Crônica: Herói
da Língua
Ivan Ângelo
Vocês se lembram do meu amigo Toninho
Vernáculo. Já falei dele uma vez, contei histórias da mania que tem de corrigir
erros de português. Daí o apelido. Cansei de falar: deixa, Toninho, esta língua
é complicada mesmo, até autor consagrado escreve com dicionários e gramáticas à
mão.
– Pelo menos eles têm a humildade de
consultar os mestres antes de dar a público o que escrevem – respondia o
Toninho na sua linguagem em roupa de domingo.
Lembram-se dele? Quando encontra erros
de português no seu caminho, telefona para os responsáveis, exige correções em
nome da língua pátria e da educação pública. Coisas assim:
– A placa do seu estabelecimento é um
atentado contra a língua, induz as pessoas a achar que o errado é o certo,
espalha a confusão.
Ultimamente andava se controlando, me
telefonava muito menos do que antes, relatando atentados mais graves contra a
boa linguagem, praticados por quitandeiros, padeiros, donos de restaurantes,
prestadores de serviços em geral – e pasmem: até pela prefeitura (em nomes de
ruas), por publicitários, jornais.
Dom Quixote da gramática, Toninho não
se dava descanso. Lia coisas assim nos anúncios classificados dos jornais e
ficava indignado: baile "beneficente"; faça "seu" óculos
na ótica tal; "aluga-se" dois galpões.

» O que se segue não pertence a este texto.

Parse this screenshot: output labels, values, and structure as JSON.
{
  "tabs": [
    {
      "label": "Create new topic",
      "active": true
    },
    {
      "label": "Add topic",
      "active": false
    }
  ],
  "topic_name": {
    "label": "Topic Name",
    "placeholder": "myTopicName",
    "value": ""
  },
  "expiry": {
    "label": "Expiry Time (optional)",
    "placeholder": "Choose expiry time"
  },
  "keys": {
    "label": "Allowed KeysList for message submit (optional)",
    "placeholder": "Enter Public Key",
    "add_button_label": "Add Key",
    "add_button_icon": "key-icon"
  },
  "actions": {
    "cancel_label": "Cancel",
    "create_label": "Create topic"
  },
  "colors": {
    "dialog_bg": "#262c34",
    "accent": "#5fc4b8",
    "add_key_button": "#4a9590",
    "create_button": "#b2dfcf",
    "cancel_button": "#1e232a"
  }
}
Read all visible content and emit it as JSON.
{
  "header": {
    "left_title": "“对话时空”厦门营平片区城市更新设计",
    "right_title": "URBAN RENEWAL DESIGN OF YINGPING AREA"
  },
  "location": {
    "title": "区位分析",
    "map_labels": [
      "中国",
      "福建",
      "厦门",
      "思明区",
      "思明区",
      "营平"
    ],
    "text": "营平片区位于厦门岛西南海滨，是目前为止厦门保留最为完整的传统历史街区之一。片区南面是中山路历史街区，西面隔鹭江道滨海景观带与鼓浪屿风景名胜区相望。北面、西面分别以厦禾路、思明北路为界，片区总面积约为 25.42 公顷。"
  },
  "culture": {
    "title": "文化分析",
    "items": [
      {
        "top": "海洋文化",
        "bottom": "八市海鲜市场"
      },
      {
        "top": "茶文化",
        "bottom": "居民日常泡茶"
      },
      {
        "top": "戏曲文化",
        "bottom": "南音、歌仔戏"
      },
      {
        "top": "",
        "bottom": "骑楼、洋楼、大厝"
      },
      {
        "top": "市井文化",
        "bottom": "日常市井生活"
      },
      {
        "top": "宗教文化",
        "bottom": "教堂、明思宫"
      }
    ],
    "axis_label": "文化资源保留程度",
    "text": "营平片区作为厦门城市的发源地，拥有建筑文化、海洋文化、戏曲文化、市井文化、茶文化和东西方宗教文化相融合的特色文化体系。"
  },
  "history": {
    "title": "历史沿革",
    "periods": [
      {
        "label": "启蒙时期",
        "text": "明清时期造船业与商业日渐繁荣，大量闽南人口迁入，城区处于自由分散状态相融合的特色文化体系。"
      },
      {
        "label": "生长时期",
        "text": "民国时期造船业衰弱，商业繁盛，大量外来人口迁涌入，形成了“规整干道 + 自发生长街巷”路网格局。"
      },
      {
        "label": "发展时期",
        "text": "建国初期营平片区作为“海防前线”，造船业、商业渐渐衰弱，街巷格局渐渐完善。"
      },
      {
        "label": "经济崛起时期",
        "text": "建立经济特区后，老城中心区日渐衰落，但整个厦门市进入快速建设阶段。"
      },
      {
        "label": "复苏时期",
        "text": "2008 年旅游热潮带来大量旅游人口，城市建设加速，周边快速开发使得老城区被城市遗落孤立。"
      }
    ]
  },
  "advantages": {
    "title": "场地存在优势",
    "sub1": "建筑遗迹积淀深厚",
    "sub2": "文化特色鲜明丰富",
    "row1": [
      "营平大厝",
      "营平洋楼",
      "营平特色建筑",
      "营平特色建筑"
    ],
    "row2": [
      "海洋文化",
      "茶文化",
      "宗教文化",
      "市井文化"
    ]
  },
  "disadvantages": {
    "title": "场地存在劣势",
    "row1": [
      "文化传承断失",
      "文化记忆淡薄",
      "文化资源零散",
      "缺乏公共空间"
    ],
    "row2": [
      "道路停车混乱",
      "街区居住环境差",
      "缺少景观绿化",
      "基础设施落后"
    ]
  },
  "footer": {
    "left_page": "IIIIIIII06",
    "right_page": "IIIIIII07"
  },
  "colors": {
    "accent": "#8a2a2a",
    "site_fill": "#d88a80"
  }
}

Ex-jornalista, aposentado,
telefonava para os encarregados dos pequenos anúncios:
– No meu tempo não era assim! Os
responsáveis eram responsáveis, cuidavam da correção dos anúncios. O povo não
sabe escrever, mas os jornais têm o dever – o dever! – de zelar pela língua!
No convívio diário, arrumava desafetos,
humilhados e ofendidos, mas também alguns – os mais humildes – agradecidos pelo
ensinamento. Quixoteava lições, fosse qual fosse o interlocutor:
– Não é "fluído" que se diz,
é fluido, com a tônica no u. "Fluído" é verbo, é particípio verbal,
não pode ser uma coisa. "Gratuíto" não existe, é gratuito que se diz,
som mais forte no u. Homem não diz "obrigada", isso é coisa de menino
criado entre mulheres; menino fala "obrigado". "Emprestar
dele" é promiscuidade brasileira aqui do Sul; o certo da língua é
emprestar a alguém, ou tomar emprestado. Não é "o" alface, é a
alface, feminino. Não existe isso, "inhoque", que coisa mais feia; o
certo é nhoque, do italiano gnocchi. Grama, medida de peso, é masculino:
"um" grama, "duzentos" gramas. Quilo se escreve com q, u,
i, não existe quilo com k e muito menos com k, y: é comida a quilo e não
"a kylo", como se lê na sua placa. Está na hora "do"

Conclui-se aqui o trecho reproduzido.